Добавить в цитаты Настройки чтения

Страница 38 из 76

Он показал нам, как, по его мнению, это следует сделать.

— Я вижу, у тебя большой опыт в этом деле, Бернард, — сказал я. — Как настоятель монастыря премонстрантов в Тунсберге ты давно научился красиво преклонять колени, чего нельзя ждать от нашего уважаемого конунга и друга. Он это делает довольно неловко, так сказать, по-домашнему. Если позволите, я покажу вам, как, по-моему, это следует делать.

Я подошел к раке, немного быстрее, чем Бернард, голова у меня была наклонена только чуть-чуть, перед ракой я склонил ее ниже, словно на душе у меня было большое горе, отступил на шаг, опустился на колени и стал молиться. Потом встал и вернулся к остальным.

— Это слишком просто, — сказал конунг. — Не забывай, у нас богослужение по поводу радостного события. Люди придут, чтобы посмотреть на конунга, к тому же на нового конунга — и пусть завидуют ему, сколько хотят. Однако вид конунга должен внушить им радость, они должны почувствовать, что это праздник. Поэтому я пойду к раке совершенно один, а мальчики со свечами пусть стоят возле раки. Я быстро войду в освещенный ими круг и там, у раки, словно от боли, рухну на землю и буду лежать долго, пока люди не начнут удивляться. Потом я медленно поднимусь, точно возникну из закрытой могилы, раскину руки и обниму раку, а уже после этого повернусь к людям и опущусь на колени перед ними.

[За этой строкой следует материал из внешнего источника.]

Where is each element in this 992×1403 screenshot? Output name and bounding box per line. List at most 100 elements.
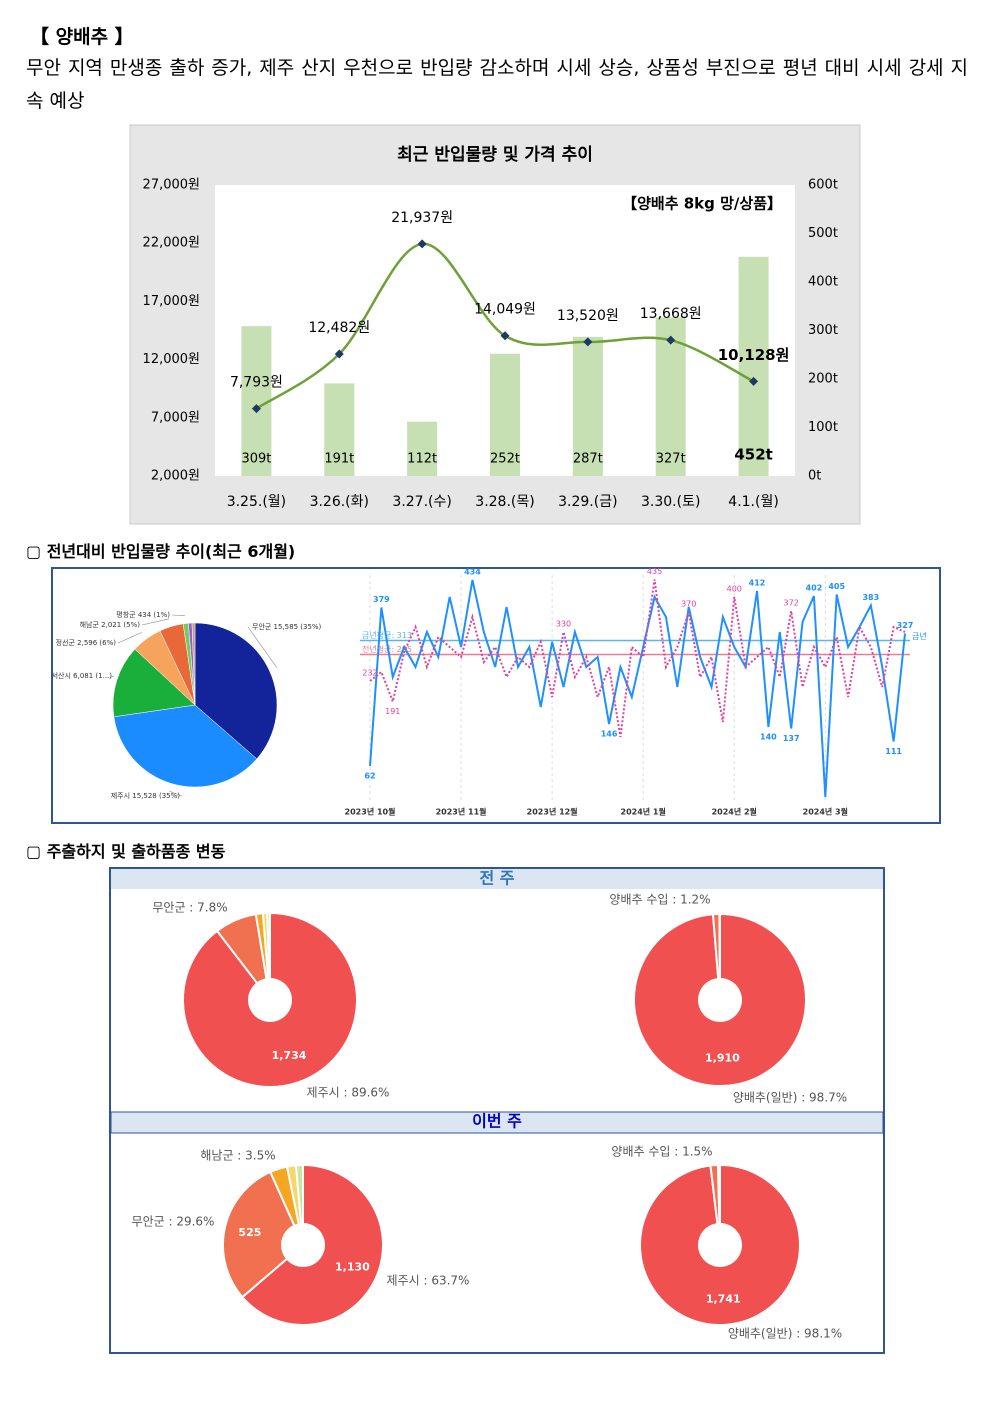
point-label: 330 (556, 620, 571, 629)
donut-slice (182, 911, 358, 1088)
donut-slice (718, 912, 721, 981)
donut-label: 무안군 : 7.8% (152, 901, 227, 915)
chart-title: 최근 반입물량 및 가격 추이 (397, 145, 593, 165)
donut-inner-label: 1,734 (272, 1049, 307, 1062)
point-label: 370 (681, 600, 696, 609)
y2-tick-label: 0t (808, 469, 821, 484)
bar (407, 421, 438, 476)
x-tick-label: 2024년 2월 (712, 807, 757, 817)
reference-label: 금년평균: 313 (362, 630, 412, 640)
y2-tick-label: 500t (808, 226, 838, 241)
y2-tick-label: 100t (808, 420, 838, 435)
x-tick-label: 3.30.(토) (641, 494, 700, 510)
marker (666, 335, 676, 345)
series-line (369, 579, 906, 738)
donut-label: 양배추 수입 : 1.5% (611, 1145, 712, 1159)
y-tick-label: 27,000원 (143, 178, 200, 193)
bar (490, 353, 520, 476)
x-tick-label: 3.29.(금) (558, 494, 617, 510)
donut-label: 양배추(일반) : 98.1% (728, 1327, 842, 1341)
y2-tick-label: 300t (808, 323, 838, 338)
x-tick-label: 4.1.(월) (728, 494, 779, 510)
donut-inner-label: 1,910 (705, 1051, 740, 1064)
point-label: 111 (885, 747, 902, 756)
marker (417, 239, 427, 249)
week-title: 전 주 (479, 869, 514, 888)
x-tick-label: 3.25.(월) (227, 494, 286, 510)
donut-inner-label: 1,130 (335, 1261, 370, 1274)
bar-label: 452t (734, 446, 772, 464)
x-tick-label: 3.27.(수) (392, 494, 451, 510)
leader-line (108, 675, 115, 679)
price-label: 13,668원 (640, 306, 702, 322)
leader-line (117, 632, 142, 644)
price-label: 12,482원 (308, 320, 370, 336)
bar (324, 383, 355, 476)
donut-slice (266, 911, 271, 981)
pie-label: 무안군 15,585 (35%) (252, 622, 322, 631)
x-tick-label: 2023년 11월 (436, 807, 487, 817)
leader-line (141, 618, 170, 626)
marker (583, 337, 593, 347)
point-label: 327 (897, 621, 914, 630)
y-tick-label: 22,000원 (143, 236, 200, 251)
bar-label: 327t (656, 452, 686, 467)
price-label: 13,520원 (557, 308, 619, 324)
point-label: 435 (647, 567, 662, 576)
donut-label: 제주시 : 63.7% (387, 1274, 470, 1288)
point-label: 191 (385, 707, 400, 716)
title: 【 양배추 】 (30, 26, 134, 48)
bar-label: 112t (407, 452, 437, 467)
pie-slice (112, 648, 196, 718)
bar-label: 287t (573, 452, 603, 467)
pie-slice (191, 622, 196, 706)
bar (738, 256, 769, 476)
donut-label: 양배추 수입 : 1.2% (609, 893, 710, 907)
price-label: 7,793원 (230, 375, 283, 391)
price-label: 21,937원 (391, 210, 453, 226)
donut-slice (222, 1170, 296, 1299)
point-label: 232 (362, 669, 377, 678)
section-heading: ▢ 전년대비 반입물량 추이(최근 6개월) (26, 542, 296, 561)
point-label: 412 (749, 579, 766, 588)
point-label: 379 (373, 595, 390, 604)
y2-tick-label: 400t (808, 275, 838, 290)
pie-label: 평창군 434 (1%) (116, 610, 170, 619)
price-label: 14,049원 (474, 302, 536, 318)
pie-label: 서산시 6,081 (1...) (52, 671, 113, 680)
donut-label: 무안군 : 29.6% (132, 1215, 215, 1229)
point-label: 62 (364, 772, 375, 781)
marker (500, 331, 510, 341)
point-label: 400 (727, 585, 742, 594)
marker (749, 376, 759, 386)
point-label: 383 (862, 593, 879, 602)
week-header (110, 1111, 884, 1134)
point-label: 146 (601, 730, 618, 739)
description: 무안 지역 만생종 출하 증가, 제주 산지 우천으로 반입량 감소하며 시세 … (26, 57, 968, 112)
donut-slice (639, 1163, 802, 1326)
series-name: 금년 (912, 631, 927, 641)
bar-label: 252t (490, 452, 520, 467)
leader-line (169, 791, 183, 797)
point-label: 434 (464, 568, 481, 577)
week-title: 이번 주 (472, 1112, 522, 1131)
x-tick-label: 3.26.(화) (310, 494, 369, 510)
donut-slice (294, 1163, 304, 1226)
pie-slice (194, 622, 278, 760)
y2-tick-label: 200t (808, 372, 838, 387)
donut-label: 해남군 : 3.5% (200, 1149, 275, 1163)
y-tick-label: 2,000원 (151, 469, 200, 484)
section-heading: ▢ 주출하지 및 출하품종 변동 (26, 842, 226, 861)
donut-inner-label: 1,741 (706, 1292, 741, 1305)
y-tick-label: 12,000원 (143, 352, 200, 367)
y-tick-label: 7,000원 (151, 410, 200, 425)
donut-label: 제주시 : 89.6% (307, 1086, 390, 1100)
donut-inner-label: 525 (238, 1226, 261, 1239)
point-label: 137 (783, 734, 800, 743)
x-tick-label: 2024년 1월 (621, 807, 666, 817)
donut-label: 양배추(일반) : 98.7% (733, 1091, 847, 1105)
pie-label: 제주시 15,528 (35%) (111, 792, 181, 800)
pie-label: 해남군 2,021 (5%) (80, 620, 141, 629)
pie-slice (113, 704, 258, 788)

— Нет, нет, — сказал Эйнар Мудрый. — Не делай последнего, Сверрир, а то я перестану считать тебя конунгом. Это будет выглядеть неискренне и глупо. Но с началом я согласен. Давай повторим еще раз: ты встаешь и делаешь вид, будто обнимаешь раку, но не поднимай руки слишком высоко, глядя на тебя, они должны понять, что никто не достоин обнимать раку Олава Святого. Голова у тебя должна быть низко опущена, потом ты отступишь на шаг…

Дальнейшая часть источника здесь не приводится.